Al mirar el saldo de estas palabras, me doy cuenta de que más de uno me reprochará eso de que mientras usted se la coge con papel de fumar, el terrorista Osama Bin Laden, de no haber acabado con él, seguiría planificando atentados y campando por sus respetos. Muerto, mejor que vivo, dirán otros. He ahí la formulación errónea. Cuando se acepta reprimir el crimen con eficacia antijurídica se realiza un acto terrible. La aparente inferioridad de la ley es la superioridad de la democracia y la grandeza del Estado de Derecho. En bien de la moral pública, Osama Bin Laden tendría que haber sido detenido y juzgado con todas las garantías, empezando por su puesta a disposición del juez competente que, en mi opinión, eran, por su orden, primero el de Pakistán y luego, previo procedimiento de extradición, el que instruya la causa por los miles de muertos en el atentado de Nueva York. En verdad, ¿alguien se imagina que lo ocurrido en casa de Osama Bin Laden, en el barrió de Bilal Tow de la ciudad paquistaní de Abbottabad, podría haber sucedido en una urbanización de postín, en Madrid? Estoy convencido de que ningún juez español, en funciones de guardia, hubiera consentido que un comando, por muy cualificado y americano que fuera, se tomara la justicia por su mano.

Sé que ante un personaje tan siniestro y bárbaro, una gran mayoría considera que el pueblo americano y, en su nombre, el presidente Obama, tenía derecho a castigar a Osama Bin Laden hasta la eliminación física. En su Contrato social, Rousseau es rotundo y terrible cuando afirma que «todo malhechor que ataque el derecho social se convierte por sus malas acciones en rebelde y traidor a la patria (…) siendo preciso que perezca (…)», pero desde mi condición de jurista declaro que frente al crimen, por grave que pueda ser, aniquilar al criminal no es la mejor terapia y a mi juicio se equivocan quienes sostienen que cuando se ejecuta a un asesino, por muy asesino que sea, el Estado ha obrado en legítima defensa.

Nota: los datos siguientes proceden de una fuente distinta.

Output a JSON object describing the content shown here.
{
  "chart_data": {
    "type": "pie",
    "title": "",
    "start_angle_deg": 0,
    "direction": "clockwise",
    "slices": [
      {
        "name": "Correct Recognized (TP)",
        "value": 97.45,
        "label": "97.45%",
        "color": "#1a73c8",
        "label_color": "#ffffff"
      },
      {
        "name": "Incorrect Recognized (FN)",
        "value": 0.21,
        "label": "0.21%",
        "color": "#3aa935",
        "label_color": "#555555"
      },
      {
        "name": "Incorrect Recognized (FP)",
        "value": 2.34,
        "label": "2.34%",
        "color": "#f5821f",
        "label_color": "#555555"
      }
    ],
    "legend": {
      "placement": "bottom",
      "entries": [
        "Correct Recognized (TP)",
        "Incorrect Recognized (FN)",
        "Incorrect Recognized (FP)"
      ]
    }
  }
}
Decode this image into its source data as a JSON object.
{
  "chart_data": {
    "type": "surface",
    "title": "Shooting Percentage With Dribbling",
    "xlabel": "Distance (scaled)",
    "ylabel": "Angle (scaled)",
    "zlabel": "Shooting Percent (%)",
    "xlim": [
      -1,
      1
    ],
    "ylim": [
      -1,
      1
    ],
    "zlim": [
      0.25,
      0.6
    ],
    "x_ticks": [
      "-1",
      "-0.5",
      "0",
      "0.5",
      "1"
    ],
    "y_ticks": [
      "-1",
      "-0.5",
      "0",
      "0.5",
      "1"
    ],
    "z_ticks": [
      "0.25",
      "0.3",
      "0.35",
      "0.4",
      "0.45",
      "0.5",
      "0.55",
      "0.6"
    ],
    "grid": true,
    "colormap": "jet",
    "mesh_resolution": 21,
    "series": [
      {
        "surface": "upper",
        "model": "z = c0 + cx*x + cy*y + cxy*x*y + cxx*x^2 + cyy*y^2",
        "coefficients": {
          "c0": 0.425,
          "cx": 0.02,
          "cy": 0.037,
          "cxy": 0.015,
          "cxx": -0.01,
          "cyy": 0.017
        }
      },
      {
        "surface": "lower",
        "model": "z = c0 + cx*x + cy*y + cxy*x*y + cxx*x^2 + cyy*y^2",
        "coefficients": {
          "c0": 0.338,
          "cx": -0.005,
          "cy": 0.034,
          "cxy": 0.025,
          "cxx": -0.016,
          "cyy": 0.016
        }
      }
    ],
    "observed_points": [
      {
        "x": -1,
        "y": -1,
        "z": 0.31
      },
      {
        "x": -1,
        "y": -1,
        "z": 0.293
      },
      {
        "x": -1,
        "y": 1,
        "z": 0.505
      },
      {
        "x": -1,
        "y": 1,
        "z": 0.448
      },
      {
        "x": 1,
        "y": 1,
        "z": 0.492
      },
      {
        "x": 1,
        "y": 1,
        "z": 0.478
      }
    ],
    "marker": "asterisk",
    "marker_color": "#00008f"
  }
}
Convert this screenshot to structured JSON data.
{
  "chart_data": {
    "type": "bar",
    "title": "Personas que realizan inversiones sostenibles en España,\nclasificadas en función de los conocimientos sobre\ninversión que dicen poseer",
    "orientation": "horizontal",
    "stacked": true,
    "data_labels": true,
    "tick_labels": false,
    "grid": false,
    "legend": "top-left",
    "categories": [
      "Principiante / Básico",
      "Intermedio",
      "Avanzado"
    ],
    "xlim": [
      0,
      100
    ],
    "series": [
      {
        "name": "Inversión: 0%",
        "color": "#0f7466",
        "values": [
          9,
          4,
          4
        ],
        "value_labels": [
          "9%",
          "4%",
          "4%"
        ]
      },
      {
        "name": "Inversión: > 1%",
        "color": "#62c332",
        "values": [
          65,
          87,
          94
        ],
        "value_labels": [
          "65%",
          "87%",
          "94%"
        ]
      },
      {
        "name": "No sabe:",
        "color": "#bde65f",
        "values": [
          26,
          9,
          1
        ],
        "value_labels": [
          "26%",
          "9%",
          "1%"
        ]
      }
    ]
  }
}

Primero, porque leyes como la del talión hace tiempo que fueron superadas. Segundo, porque acabar con Osama Bin Laden como se ha acabado, implica renunciar al estricto legalismo penal. Y tercero, porque el lenguaje del Derecho Penal no es el de la irracionalidad. El Derecho, por muy punitivo que sea, no puede ser tan fanático como la ley que practican los fanáticos, ni conducirse con obediencia ciega por la ancestral saña punitiva. Admito que los toros no se ven lo mismo desde la barrera que desde el ruedo, pero desde el tendido bajo, que es donde estoy, somos bastantes los que pensamos que el terror no se combate con actos terribles. Al actuar como lo ha hecho, el presidente Obama ha patrocinado un sistema donde todo puede valer. Está visto que el ser humano se acostumbra a lo que le echen y hasta encuentra razonable lo que no lo es.

Por Javier Gómez de Liaño, abogado y magistrado excedente.